Self-Seeding Of Oligo(P-Phenylenevinylene)-B-Poly(2-Vinylpyridine) Micelles: Effect Of Metal Ions

Self-seeding is a useful protocol for generating elongated fiberlike block copolymer micelles of uniform length starting with micelle fragments obtained by sonication of long polydisperse micelles. In this process, the suspension of micelle fragments is heated in the selective solvent to temperatures where nearly all the fragments dissolve. The surviving fragments serve as seed nuclei for micelle growth when the solution is cooled.
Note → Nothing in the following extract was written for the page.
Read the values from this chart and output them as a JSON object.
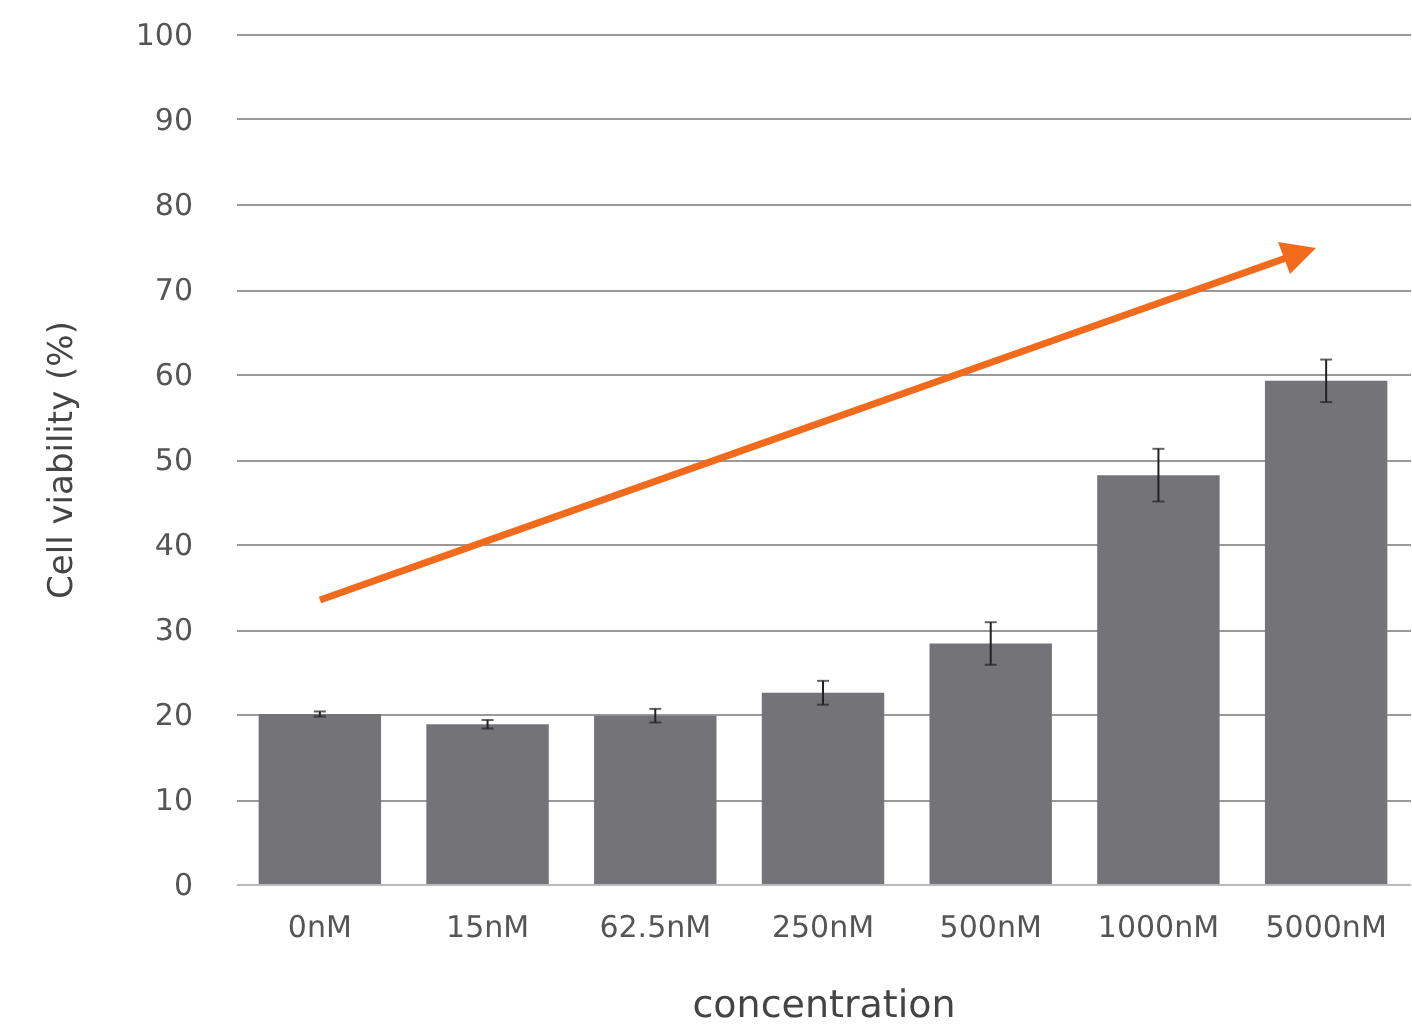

While there is evidence that the nature and length of the corona polymer plays a role in determining the characteristic dissolution temperature (T-c) of the micelle fragments and other aspects of the self-seeding process, our understanding of these effects are limited. Here, we examine self-seeding of fiberlike micelle fragments in ethanol of an oligo(p-phenylenevinylene)-b-poly(2-vinylpyridine) (OPV5-b-P2VP(42), the subscripts denote degrees of polymerization) block copolymer in which we introduced different amounts of divalent metal ions (Cu2+, Zn2+ Mn2+, and Cd2+) to promote complexation without affecting the packing of the micellar core. We found that the resistance of seed micelles of OPV5-b-P2VP(42) toward dissolution increased significantly as the percentage of metal ions to pyridyls was increased from 0 to about 5% and then showed a more gradual increase as the metal ion content was increased to 20%. These phenomena can be interpreted in terms of the formation of noncovalent cross-linking within the P2VP layer. Metal complexation should lead to contraction of the dimension of the corona chains, decreasing corona chain repulsion and the tension exerted on the core by the stretched P2VP chains in the metal-free micelles. Cross-linking would also require additional energy to break interchain coordinating bonds between pyridyls and metal ions for both the detachment of unimers from micelles and fragmentation of micelles. Metal ion complexation also reduces the mobility of P2VP chains. This effect appears to slow the addition rate of the free unimer to the surviving seed micelles in the cooling/aging step in the self-seeding process.